SPANISH LIFE
Traditions Of Easter
Spain and fiesta seem almost synonymous to the foreign imagination, but at no time is the relationship between the two more symbiotic than during Easter.
 
Semana Santa is the one time of the year when the Spanish love of colour, gaiety and noisy celebration is tempered with a touch of solemnity as Spain's predominantly Catholic people keep faith with the forms and spirit of the traditional religious observance of their forefathers to commemorate the death and resurrection of Jesus Christ.
 
While the Semana Santa festivities are a national celebration of passion and life, and most towns and cities mark them with solemn religious acts and processions, nowhere is the grandiosity and the religious spirit of Semana Santa in Spain more perfectly captured than in Sevilla.
 
On the four days of Semana Santa members of various brotherhoods (Hermandades) clad in the forbidding hooded dress of penitents (nazarenos), and carrying candles, pass through the streets, accompanying large and elaborately adorned carved groups representing saints, or scenes from the Passion, or one of Sevilla's numerous Virgins.
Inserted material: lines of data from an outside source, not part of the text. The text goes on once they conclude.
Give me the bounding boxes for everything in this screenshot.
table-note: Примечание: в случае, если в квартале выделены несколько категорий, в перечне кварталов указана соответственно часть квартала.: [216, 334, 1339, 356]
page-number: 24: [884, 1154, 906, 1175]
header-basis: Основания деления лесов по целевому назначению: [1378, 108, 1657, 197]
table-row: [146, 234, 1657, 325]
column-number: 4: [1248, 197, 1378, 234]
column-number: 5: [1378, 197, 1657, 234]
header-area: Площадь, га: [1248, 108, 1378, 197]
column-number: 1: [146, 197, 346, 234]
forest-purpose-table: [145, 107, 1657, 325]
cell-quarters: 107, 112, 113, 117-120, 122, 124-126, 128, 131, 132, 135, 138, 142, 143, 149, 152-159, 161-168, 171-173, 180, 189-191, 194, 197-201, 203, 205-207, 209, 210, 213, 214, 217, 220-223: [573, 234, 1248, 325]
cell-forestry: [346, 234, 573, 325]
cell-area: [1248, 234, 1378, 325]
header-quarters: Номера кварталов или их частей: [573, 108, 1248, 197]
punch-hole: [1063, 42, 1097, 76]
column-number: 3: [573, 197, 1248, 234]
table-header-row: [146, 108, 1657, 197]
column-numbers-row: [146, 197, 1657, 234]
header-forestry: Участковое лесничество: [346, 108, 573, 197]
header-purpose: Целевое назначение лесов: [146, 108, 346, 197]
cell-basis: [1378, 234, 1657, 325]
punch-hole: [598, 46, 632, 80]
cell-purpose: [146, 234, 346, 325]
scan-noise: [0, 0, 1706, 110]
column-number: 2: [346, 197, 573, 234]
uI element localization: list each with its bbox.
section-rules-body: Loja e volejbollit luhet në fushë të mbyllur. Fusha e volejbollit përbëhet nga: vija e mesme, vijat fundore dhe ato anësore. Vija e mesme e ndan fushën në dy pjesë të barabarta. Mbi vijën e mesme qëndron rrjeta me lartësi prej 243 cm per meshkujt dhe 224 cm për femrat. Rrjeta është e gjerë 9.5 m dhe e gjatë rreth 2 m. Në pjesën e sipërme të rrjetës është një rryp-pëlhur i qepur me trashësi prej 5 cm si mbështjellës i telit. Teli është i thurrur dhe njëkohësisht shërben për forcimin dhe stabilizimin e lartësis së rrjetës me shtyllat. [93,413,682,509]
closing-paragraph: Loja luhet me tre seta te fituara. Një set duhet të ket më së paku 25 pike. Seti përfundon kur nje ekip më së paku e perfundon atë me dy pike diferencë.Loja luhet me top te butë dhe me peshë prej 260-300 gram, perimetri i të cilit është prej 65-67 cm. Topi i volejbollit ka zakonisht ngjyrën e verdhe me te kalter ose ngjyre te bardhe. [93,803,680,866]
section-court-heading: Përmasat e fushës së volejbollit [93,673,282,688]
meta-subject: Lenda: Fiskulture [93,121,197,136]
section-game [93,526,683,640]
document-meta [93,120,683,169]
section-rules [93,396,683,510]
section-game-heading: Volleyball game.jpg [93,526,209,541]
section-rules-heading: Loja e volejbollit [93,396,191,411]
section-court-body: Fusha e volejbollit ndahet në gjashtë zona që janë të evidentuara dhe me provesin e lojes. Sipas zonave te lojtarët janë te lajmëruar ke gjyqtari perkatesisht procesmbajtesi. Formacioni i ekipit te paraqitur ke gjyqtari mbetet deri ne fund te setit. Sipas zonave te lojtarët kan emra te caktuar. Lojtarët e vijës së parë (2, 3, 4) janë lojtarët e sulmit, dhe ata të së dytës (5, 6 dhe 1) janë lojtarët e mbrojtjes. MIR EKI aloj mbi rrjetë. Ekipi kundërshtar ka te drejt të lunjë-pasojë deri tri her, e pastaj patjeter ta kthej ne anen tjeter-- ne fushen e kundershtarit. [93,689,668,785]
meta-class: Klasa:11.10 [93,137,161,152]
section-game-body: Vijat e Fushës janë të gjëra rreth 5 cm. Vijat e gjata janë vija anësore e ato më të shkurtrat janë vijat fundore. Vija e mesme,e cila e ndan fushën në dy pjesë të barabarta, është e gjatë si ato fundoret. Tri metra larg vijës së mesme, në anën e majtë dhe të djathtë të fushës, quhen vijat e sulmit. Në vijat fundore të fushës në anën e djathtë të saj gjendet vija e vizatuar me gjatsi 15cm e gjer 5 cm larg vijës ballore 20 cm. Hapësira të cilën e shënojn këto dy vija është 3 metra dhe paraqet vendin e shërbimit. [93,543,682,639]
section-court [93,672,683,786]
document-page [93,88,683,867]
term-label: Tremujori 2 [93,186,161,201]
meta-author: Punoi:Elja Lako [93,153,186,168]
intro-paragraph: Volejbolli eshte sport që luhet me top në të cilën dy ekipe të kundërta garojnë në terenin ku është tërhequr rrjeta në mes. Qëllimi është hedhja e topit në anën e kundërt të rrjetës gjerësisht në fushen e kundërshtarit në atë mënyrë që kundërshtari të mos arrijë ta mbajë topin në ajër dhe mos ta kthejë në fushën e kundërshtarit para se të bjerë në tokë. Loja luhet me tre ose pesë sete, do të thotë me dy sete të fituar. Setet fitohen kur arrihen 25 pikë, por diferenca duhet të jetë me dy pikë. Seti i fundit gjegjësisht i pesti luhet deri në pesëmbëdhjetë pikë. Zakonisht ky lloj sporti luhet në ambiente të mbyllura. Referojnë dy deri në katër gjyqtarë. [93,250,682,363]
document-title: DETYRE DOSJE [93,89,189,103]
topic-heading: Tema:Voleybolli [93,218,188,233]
Each of the floats or 'pasos' makes their slow progress to the Cathedral from the church of its brotherhood through streets thronged with tens of thousands of onlookers. Once they reach their destination they pass through the Cathedral and then embark upon the return journey to their starting points.
 
Halts in this procession are frequent and seats which may be booked at various sites for the series of four days, and other vantage points should be taken up in good time, having checked in advance the approximate hour at which the pasos pass. The 'saetas', ostensibly spontaneous exhibitions of religious fervour, are often sung by professionals as part of the pageant.
 
In other cities such as Madrid, Segovia, Avila, San Vicente de Sonsierra and Valverde de la Vera the Semana Santa processions, particularly on Good Friday, are even more lugubrious with robed and hooded penitents, looking like members of the Klu Klux Klan, marching, many of them bare foot, in chains and carrying heavy wooden crosses, behind effigies of Christ crucified or on the road to Calvary.
 
In Madrid an image of the Christ of Medinaceli is paraded through the streets accompanied by a procession of people carrying chains and shackles dressed in the white medieval garb of penitents.
 
While Valverde de la Vera (Cáceres) has a unique procession, with echoes of the Inquisition in it, as well as of the medieval flagellants who wandered across Europe announcing the imminence of the day of the final judgment. In the procession the 'Empalaos' (The impaled ones), walk through the town wearing hoods and in bare feet as if on their way to Calvary with their arms tightly bound to a crossbeam. On top of their heads they wear a crown of thorns. From each side of the crossbars rings and swords up to a weight of thirty kilos are hung.
 
The further South you go in Spain the less austere the celebrations seem to be. In Elche (Alicante) the crowds thronging the streets during the procession of the Hallelujahs, shower the 'pasos' carrying the Resurrected Christ and the Virgin of the Asuncion with a downpour of multicoloured confetti.
 
While in Gandía (Valencia) people from all over Spain, come to see the famous procession of the paso of the 'Christ of the Flagellation' on Good Friday, with the religious festivities culminating on Easter or Resurrection Sunday with the procession of the 'Glorious Encounter'.
 
The history of the present-day traditions of Semana Santa in Spain have their origins in the medieval 'Reconquista' (re-conquest) of Southern Spain from the Moors by the Christian kingdoms of the North. Hermandades were formed during the re-conquest to rescue injured soldiers from the battlefields and to bury the dead. The hermandades were first organized according to medieval membership of a professional guild, and by the 16th century, the tradition of processions to symbolize the journey of Christ to Calvary was firmly established in Spain.
 
Whatever you do, wherever you are, make sure you don't miss out on the spectacle and the religious passion of the processions. Each town and city is sure to have its own unique interpretation of what Semana Santa means, and each one of these interpretations is certain to be unforgettable.